- Born: June 6, 1907 Chicago, Illinois, U.S.
- Died: January 20, 1996 (aged 88) Beverly Hills, California, U.S.
- Resting place: Hillside Memorial Park
- Education: University of Wisconsin–Madison DePaul University College of Law
- Occupations: Lawyer, fixer
- Spouse: Bernice Stewart ​(m. 1943)​
- Children: 3

= Sidney Korshak =

American lawyer (1907–1996)

Sidney Roy Korshak (June 6, 1907 - January 20, 1996) was an American lawyer and "fixer" for businessmen in the upper echelons of power and the Chicago Outfit in the United States. His reputation as the Chicago mob's man in Los Angeles made him one of Hollywood's most fabled and influential fixers. His partnership with Chicago mobsters led him to be named "...the most powerful lawyer in the world" by the FBI.

==Early life==
Sidney was born into a Jewish family, with four siblings, in Chicago's West Side Lawndale neighborhood, on June 6, 1907. His parents were Harry Korshak (1876–1931) and Rebecca Beatrice Lashkovitz (1883–1963), who were married on July 15, 1902, in Chicago. Sidney's father, Harry, was a wealthy Chicago contractor. Sidney's younger brother, Morris Jerome "Marshall" Korshak (1910–1996), became a longtime Chicago politician, city treasurer and state senator. Sidney attended Herzl Elementary School, the University of Wisconsin–Madison and obtained his law degree from the DePaul University College of Law.

==Career==
Korshak's law practice brought him into contact with many mobsters, such as Al Capone, Frank Nitti, Sam Giancana, Tony Accardo and Moe Dalitz. His services were used by the upper ranks of both legitimate and illegitimate business in the United States.

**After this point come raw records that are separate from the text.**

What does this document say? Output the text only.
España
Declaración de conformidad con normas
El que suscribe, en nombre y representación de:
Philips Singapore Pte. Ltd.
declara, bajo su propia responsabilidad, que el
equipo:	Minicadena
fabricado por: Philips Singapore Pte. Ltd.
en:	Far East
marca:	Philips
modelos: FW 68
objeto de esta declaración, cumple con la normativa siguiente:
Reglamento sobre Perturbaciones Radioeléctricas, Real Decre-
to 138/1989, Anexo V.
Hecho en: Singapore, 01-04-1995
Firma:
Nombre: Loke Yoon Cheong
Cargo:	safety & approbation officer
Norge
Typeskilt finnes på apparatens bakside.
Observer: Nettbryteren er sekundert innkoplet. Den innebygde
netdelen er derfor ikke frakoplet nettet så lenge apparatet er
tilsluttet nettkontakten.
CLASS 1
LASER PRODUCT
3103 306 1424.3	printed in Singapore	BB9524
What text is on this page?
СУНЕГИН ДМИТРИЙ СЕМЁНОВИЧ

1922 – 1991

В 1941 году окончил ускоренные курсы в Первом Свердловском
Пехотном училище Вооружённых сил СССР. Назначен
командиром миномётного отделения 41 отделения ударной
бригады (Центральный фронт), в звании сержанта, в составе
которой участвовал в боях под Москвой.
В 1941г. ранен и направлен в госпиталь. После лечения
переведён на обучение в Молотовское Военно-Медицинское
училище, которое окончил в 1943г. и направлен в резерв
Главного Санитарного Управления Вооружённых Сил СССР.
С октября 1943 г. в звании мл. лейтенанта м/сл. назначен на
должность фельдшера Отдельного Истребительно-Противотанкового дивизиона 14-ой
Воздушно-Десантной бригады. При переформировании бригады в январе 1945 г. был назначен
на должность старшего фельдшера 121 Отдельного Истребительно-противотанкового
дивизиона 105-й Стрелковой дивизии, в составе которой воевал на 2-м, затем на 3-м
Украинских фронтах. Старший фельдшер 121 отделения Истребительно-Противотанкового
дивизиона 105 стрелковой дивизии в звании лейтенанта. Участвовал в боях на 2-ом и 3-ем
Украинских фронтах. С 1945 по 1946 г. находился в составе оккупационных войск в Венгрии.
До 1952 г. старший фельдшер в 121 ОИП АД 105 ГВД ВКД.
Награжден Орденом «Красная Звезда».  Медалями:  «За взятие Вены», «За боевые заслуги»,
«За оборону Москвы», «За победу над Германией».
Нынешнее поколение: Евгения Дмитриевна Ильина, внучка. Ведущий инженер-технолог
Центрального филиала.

Korshak numbered among his friends many Hollywood celebrities and leading figures in the entertainment industry, including MCA/Universal chiefs Jules C. Stein, Lew Wasserman and Sid Sheinberg, entertainment lawyer Paul Ziffren (the driving force behind bringing the 1984 Olympics to Los Angeles), MGM chief Kirk Kerkorian, Gulf+Western founder Charles Bluhdorn, Frank Sinatra, Ronald Reagan, William French Smith (labor attorney and future United States Attorney General), California governor Edmund "Pat" Brown and his son, California governor Edmund "Jerry" Brown, Governor of California Gray Davis, producer Robert Evans, Warren Beatty, Barron Hilton and Hugh Hefner.

Korshak was highly successful in the field of labor consulting and negotiations, and his client list included Hilton Hotels, Hyatt Hotels, MGM, Playboy, MCA/Universal, and Diners Club International. One of his clients was Jimmy Hoffa, notorious head of the International Brotherhood of Teamsters; Korshak was heavily involved in the Teamsters' west coast operations during a time when organized labor was at the peak of its activity.

Korshak was an attorney for various elements of the Chicago Outfit. Korshak bought the J.P. Seeburg Corporation immediately before the company stock rose from $35 to $141.50 a share. He then sold 143,000 shares to pivotal figures in the stock market including Bernard Cornfeld, who owned the FOF Property Fund, in Switzerland. Korshak received $5 million from the deal.

In 1954 he purchased $25,000 worth of stock in Allen Dorfman's insurance agency. In 1962 Korshak reached an agreement with Joe Glaser whereby he assigned all of the "voting rights, dominion and control" of his majority stock in the Associated Booking Corporation to both Korshak and himself. This meant that when Glaser died in 1969 control transferred to Korshak alone. Glaser designated Korhsak as the executor of his probate.

==Other==
Sidney Korshak suggested actress Jill St. John to Eon Productions for the James Bond film, Diamonds Are Forever. Korshak had simultaneous affairs with St. John and actress Stella Stevens.

==Personal life==
On August 17, 1943, Korshak married Bernice "Bee" Stewart (1919–2017), daughter of Omar Stewart (1884–1957) and Ethel (Granger) Stewart (1887–1983).

The couple had three children:

- Harry Stuart Korshak (born 1945)
- Stuart Rand Korshak (born 1947)
- Kathryn "Katy" Korshak (granddaughter whom Sidney and Bee adopted at age 5).

Korshak had a home in Bel Air, Los Angeles, not far from Hotel Bel-Air. He had a second home located in Palm Springs, California.

==Death==
Sidney Korshak died on January 20, 1996, without ever having a criminal conviction against him (or even an indictment, according to his New York Times obituary). He was buried at the Hillside Memorial Park in Culver City, California. Marshall Korshak predeceased his brother by one day.

In 2021 it was announced that actor Jonah Hill would portrayed Korshak in a miniseries to be developed by William Monahan and titled "The Last Mogul". The series was set to focus on Korshak and his relationship with Lew Wasserman. Allen Shapiro and Mark Canton were designated executive producers.